Colin will never be able to match his father’s accomplishments. Who can? But he can at least take comfort that he will never embarrass the family name or make a grotesque public spectacle of himself like his younger half-brother. So it has fallen upon Colin to follow a middle path as a reasonably successful actor who isn’t handsome or charismatic enough for lead roles like his father, or quirky enough to really carve out a niche for himself as a character actor, like his uncle Jim Hanks.

Colin has inherited a lot of his father’s innate likability and genial charm. He seems like a nice, somewhat awkward young man. But in 2011, the journeyman actor had the curious distinction of playing mass murderers in two different mediums. Colin enjoyed an extended arc on Dexter as a murderous religious zealot the same year he headlined the dark comedy Lucky.

Lucky suggests what Psycho might have felt like if gawky, lonely innkeeper/murderer Norman Bates had married scheming, money-hungry opportunist Marion Crane, then used their lottery winnings to fund a new life together. There are two promising comic conceits at play here. First, what happens if a serial killer wins the lottery?

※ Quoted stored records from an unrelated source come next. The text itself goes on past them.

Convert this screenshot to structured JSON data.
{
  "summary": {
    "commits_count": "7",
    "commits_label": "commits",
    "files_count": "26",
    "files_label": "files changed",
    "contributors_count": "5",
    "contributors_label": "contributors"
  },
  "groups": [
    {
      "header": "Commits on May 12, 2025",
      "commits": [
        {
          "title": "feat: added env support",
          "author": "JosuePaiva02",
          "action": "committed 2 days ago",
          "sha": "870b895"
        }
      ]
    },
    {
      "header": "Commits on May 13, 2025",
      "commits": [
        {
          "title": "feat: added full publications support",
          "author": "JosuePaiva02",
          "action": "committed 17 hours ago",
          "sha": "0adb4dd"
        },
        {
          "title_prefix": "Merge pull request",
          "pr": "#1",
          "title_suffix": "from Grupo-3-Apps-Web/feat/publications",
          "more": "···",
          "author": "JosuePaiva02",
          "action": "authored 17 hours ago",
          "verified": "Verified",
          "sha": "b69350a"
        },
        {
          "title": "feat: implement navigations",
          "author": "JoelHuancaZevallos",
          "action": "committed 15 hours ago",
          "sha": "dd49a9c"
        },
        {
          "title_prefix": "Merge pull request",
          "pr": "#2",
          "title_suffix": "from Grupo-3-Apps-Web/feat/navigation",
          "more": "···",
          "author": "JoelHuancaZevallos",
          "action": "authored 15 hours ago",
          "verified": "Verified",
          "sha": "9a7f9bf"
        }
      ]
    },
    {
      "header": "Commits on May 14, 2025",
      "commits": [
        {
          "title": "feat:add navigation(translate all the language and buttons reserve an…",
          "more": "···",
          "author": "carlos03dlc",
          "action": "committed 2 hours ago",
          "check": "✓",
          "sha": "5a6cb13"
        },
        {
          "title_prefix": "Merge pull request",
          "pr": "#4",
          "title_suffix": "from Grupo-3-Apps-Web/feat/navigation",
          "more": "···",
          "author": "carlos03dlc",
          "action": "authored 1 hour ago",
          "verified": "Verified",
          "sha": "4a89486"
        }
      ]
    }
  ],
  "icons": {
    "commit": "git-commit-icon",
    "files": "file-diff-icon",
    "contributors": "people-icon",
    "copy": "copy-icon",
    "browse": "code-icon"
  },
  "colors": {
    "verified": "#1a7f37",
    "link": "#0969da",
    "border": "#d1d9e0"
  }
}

Second, what happens if a soulless gold digger out for a big payday discovers her mark is far more evil and amoral than she could ever hope to be?

The central dynamic at play in Lucky recalls that of the archetypal Manic Pixie Dream Girl narrative: Awkward, depressed, introverted loner meets bubbly, chatty, extremely attractive free spirit who rouses him from his funk. The twist here is that the awkward, depressed, introverted loner (Hanks) is a serial killer and the Manic Pixie Dream Girl (Ari Graynor) is a scheming opportunist with a calculator for a heart.

As Lucky opens, Graynor has just been screwed, literally, by a pretty-boy boss who snuck out of her apartment under the cover of night. The boss rebuffs her in no uncertain terms, at which point Graynor sets her sights on a shy, awkward co-worker (Hanks) who has nursed a seemingly doomed, unrequited crush on her for decades, dating back to their childhoods. Graynor wouldn’t give the game-free Hanks a second glance if he hadn’t just won the lottery, much to the delight of his creepy mother (Ann-Margret).

Graynor is an unrepentant gold digger who sees Hanks as a giant dollar sign with legs and sets about marrying him for reasons that have nothing to do with love and everything to do with commerce. Then she discovers Hanks’ dirty little secret: He has a habit of murdering women who fit her general description. Graynor is horrified but willing to wait until the lottery checks start rolling in before leaving Hanks.

The heroine in Lucky is none too heroic, a glib caricature of a scheming young nymphet on the prowl who emerges as the protagonist by default. Graynor somehow manages to be even less likeable than the serial killer she’s married to. Dark comedies don’t necessarily need to be populated by relatable, likeable, identifiable characters, but—here’s the important part missed by most dark comedies—they do have to be funny. Or at least mildly amusing. Or at the very least not a clammy, laugh-free oasis of awkwardness and squandered opportunities. And it helps if dark comedies contain what are known professionally as “jokes” or “comic situations.” Lucky is largely devoid of either quality: It doesn’t muster up anything resembling a genuinely comic situation until an hour and a half in, when Hanks kidnaps an acquaintance and forces her to perform impromptu marriage counseling on the unhappy couple under the threat of death. It’s not a funny scene, but unlike the rest of the film, it’s at least in the same hemisphere as funny.

Colin gives his all in an under-written, under-realized role, but Lucky is otherwise a complete bust, a laugh-free dark comedy populated by characters as thinly conceived as they are unlikable. It’s bad, all right, and not in a Chet Haze guilty-pleasure manner, either.

Just how bad is it? It’s pretty poor.